Preprocess stuck
🐛 Bug
On executing python scripts/preprocess.py cnndm --mode pipeline
Preprocessing stuck at this point:

some of the oraclewords are not generated too.

Environment
- fairseq Version (e.g., 1.0 or master): recommended commit
- PyTorch Version (e.g., 1.0) : 1.8
- OS (e.g., Linux): Linux
- How you installed fairseq (
pip, source): source - Build command you used (if compiling from source): source
- Python version: 3.6.8
- CUDA/cuDNN version: 10.2
@jxhe @muggin
Hi @nikhilrayaprolu,
I faced the same problem with you, it was because the preprocessing script on whole cnndm training dataset took more than 32GB RAM. I would suggest you to split the train set into several parts, then merge them later after preprocess on those parts finished.
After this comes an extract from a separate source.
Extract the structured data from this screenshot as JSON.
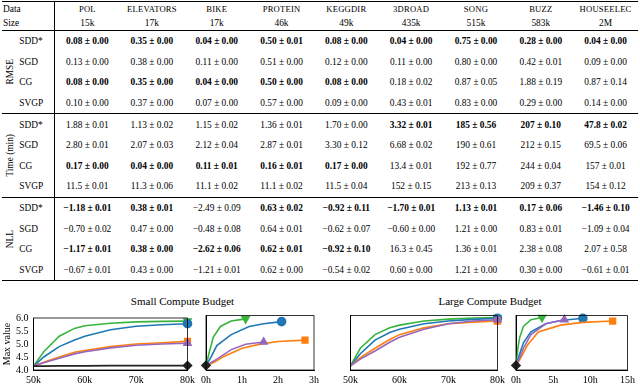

thanks for the reply @geeraay
@geeraay can you provide some more explanation on how the splitting and merging is done. Any accompanying code would really be helpful.
I don't remember the exact step I've done back then, but the idea is this.
I did something like
split -n l/${nsplit} /path-to-file/train.source /path-to-file/train.source.
it will create train.source.00, train.source.01, ... , train.source.${nsplit}
Then I rename the generated files to
train_1.source, train_2.source, ..., train_${nsplit}.source.
After that you could run
python scripts/preprocess.py cnndm --mode pipeline --split train_1,train_2,...,train_${nsplit}
wait until the preprocessing step is done, then I manually copy and paste the generated files into one big train.source file.
Or you can simply use bigger RAM machine to preprocess without splitting the file.